Ночью Румянцев получил ответ на свой запрос в отношении Рубцовой. Никакого задания ей не давали, и вообще фамилия ее командованию не была известна.
Этим же вечером Вадлеру пришлось пережить очень неприятные минуты в кабинете Розенберга.
— Вы бездарны. Вы на редкость бездарны! — кричал генерал. — И какой черт понес вас в разведку? Вам бы швейцаром в гостинице служить. Сидели бы да чаевые в карман клали.
— Но я не понимаю… — возразил было Вадлер.
— Ах, вы еще и не понимаете?! Неизвестная рация несколько вечеров подряд выходит в эфир, а вы… вы спрашиваете меня, в чем ваша вина? Хороша служба безопасности! Кто-то около вашего управления ведет передачи, а вы до сих пор не обнаружили кто.
— Но мы прочесали весь район. Улицу за улицей, дом за домом…
— Мне плевать на ваши «но». Нужны результаты, результаты!
— Но, господин генерал, вряд ли этот русский сможет ответить на ваши вопросы…
— Что-о? Он умер?
— Нет, нет, господин генерал. Он жив, но только…
— Ясно. Положите его в госпиталь. Передайте мой личный приказ: сделать все, чтобы пленный мог говорить. А вам я даю три дня. Если рация не будет обнаружена, пеняйте на себя.
Никогда, пожалуй, не впадал Вадлер в столь глубокое уныние, как после разговора с Розенбергом. Ему опять недвусмысленно дали понять, что его, Вадлера, только терпят. И стоит ему серьезно оступиться, вышвырнут вон. Сколько раз уже было так, сколько унижений довелось ему изведать. На сей раз Вадлер гнал воспоминания, а они не уходили.
В 1917 году произошло то, чего Вадлер не ожидал никак, что привело его в полную растерянность: команда миноносца «Пылкий» присоединилась к другим судам Черноморского флота, выступившим против самодержавия. Никогда не задумывался Вадлер над тем, что такое народ, что такое матросы, с которыми в течение стольких лет он сталкивался ежедневно. Чего тут думать? Безликая, безвольная масса, созданная лишь для того, чтобы повиноваться. И вдруг эта масса, эта матросня диктует ему, графу Вадлеру, свои условия. И самое страшное — он почувствовал в ней силу. Силу, которой невозможно противостоять. Бросился к Колчаку, того и след простыл. И этому всесильному, мудрому адмиралу пришлось покориться властной, непонятной силе, именуемой — революционный народ.

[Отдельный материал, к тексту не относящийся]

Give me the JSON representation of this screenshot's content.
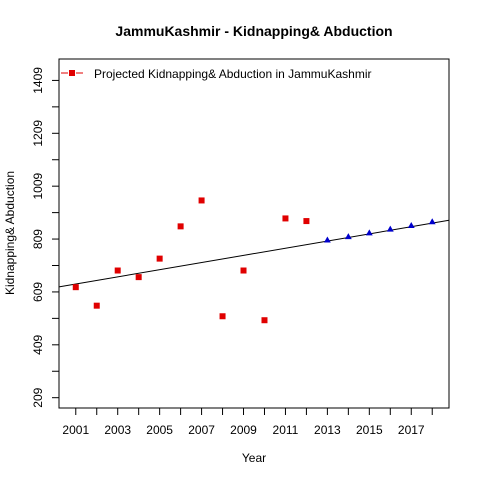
{
  "chart_data": {
    "type": "scatter",
    "title": "JammuKashmir  -  Kidnapping& Abduction",
    "xlabel": "Year",
    "ylabel": "Kidnapping& Abduction",
    "xlim": [
      2000.2,
      2018.8
    ],
    "ylim": [
      170,
      1490
    ],
    "x_ticks": [
      2001,
      2003,
      2005,
      2007,
      2009,
      2011,
      2013,
      2015,
      2017
    ],
    "x_minor_ticks": [
      2002,
      2004,
      2006,
      2008,
      2010,
      2012,
      2014,
      2016,
      2018
    ],
    "y_ticks": [
      209,
      409,
      609,
      809,
      1009,
      1209,
      1409
    ],
    "grid": false,
    "legend_position": "top-left",
    "series": [
      {
        "name": "",
        "color": "#e00000",
        "marker": "square",
        "points": [
          {
            "x": 2001,
            "y": 627
          },
          {
            "x": 2002,
            "y": 557
          },
          {
            "x": 2003,
            "y": 690
          },
          {
            "x": 2004,
            "y": 665
          },
          {
            "x": 2005,
            "y": 735
          },
          {
            "x": 2006,
            "y": 857
          },
          {
            "x": 2007,
            "y": 955
          },
          {
            "x": 2008,
            "y": 517
          },
          {
            "x": 2009,
            "y": 690
          },
          {
            "x": 2010,
            "y": 502
          },
          {
            "x": 2011,
            "y": 887
          },
          {
            "x": 2012,
            "y": 877
          }
        ]
      },
      {
        "name": "Projected  Kidnapping& Abduction  in  JammuKashmir",
        "color": "#0000cc",
        "marker": "triangle",
        "points": [
          {
            "x": 2013,
            "y": 805
          },
          {
            "x": 2014,
            "y": 818
          },
          {
            "x": 2015,
            "y": 832
          },
          {
            "x": 2016,
            "y": 846
          },
          {
            "x": 2017,
            "y": 860
          },
          {
            "x": 2018,
            "y": 874
          }
        ]
      }
    ],
    "trend_line": {
      "color": "#000000",
      "points": [
        {
          "x": 2000.2,
          "y": 628
        },
        {
          "x": 2018.8,
          "y": 880
        }
      ]
    },
    "legend": {
      "label": "Projected  Kidnapping& Abduction  in  JammuKashmir",
      "marker_color": "#e00000",
      "line_color": "#e00000"
    }
  }
}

Вадлер отошел от дел, затаился. Теперь у него действительно не было иного выхода, кроме как выждать, пересидеть это тревожное время. Ничего не осталось в душе Вадлера, кроме ненависти. Бешеной, лютой ненависти к этим людям, которые лишили его всего, что он имел. Он решил бороться. Но как? Кругом полнейшая неразбериха. Кого избрать в союзники, к кому примкнуть? Вадлер метался в поисках выхода, затравленный, одинокий. И вдруг воспрянул — в Крым вступали англо-французские войска.
Зашевелилось, подняло голову белогвардейское отребье. Вновь облачился в мундир капитана первого ранга Вадлер.
Вскоре он был вызван к адмиралу Канину который по собственной инициативе сформировал штаб русского флота. Вадлеру предложили пост начальника оперативного отдела штаба Черноморского флота. Ни минуты не колеблясь, он дал согласие. Он опять был у власти, у него были подчиненные… Он арестовывал и вешал революционных моряков, вел допросы. Теперь-то он отомстит этим большевикам, он покажет им, кто истинные правители России.
Кровью сотен людей обагрились в те дни руки графа Вадлера.
Но снова все рухнуло. Напрасно создавал себе иллюзию власти Вадлер, напрасно ездил он в Екатеринодар для переговоров о совместных действиях с Деникиным. Не помогли ни англичане, ни французы. Ничто не помогло.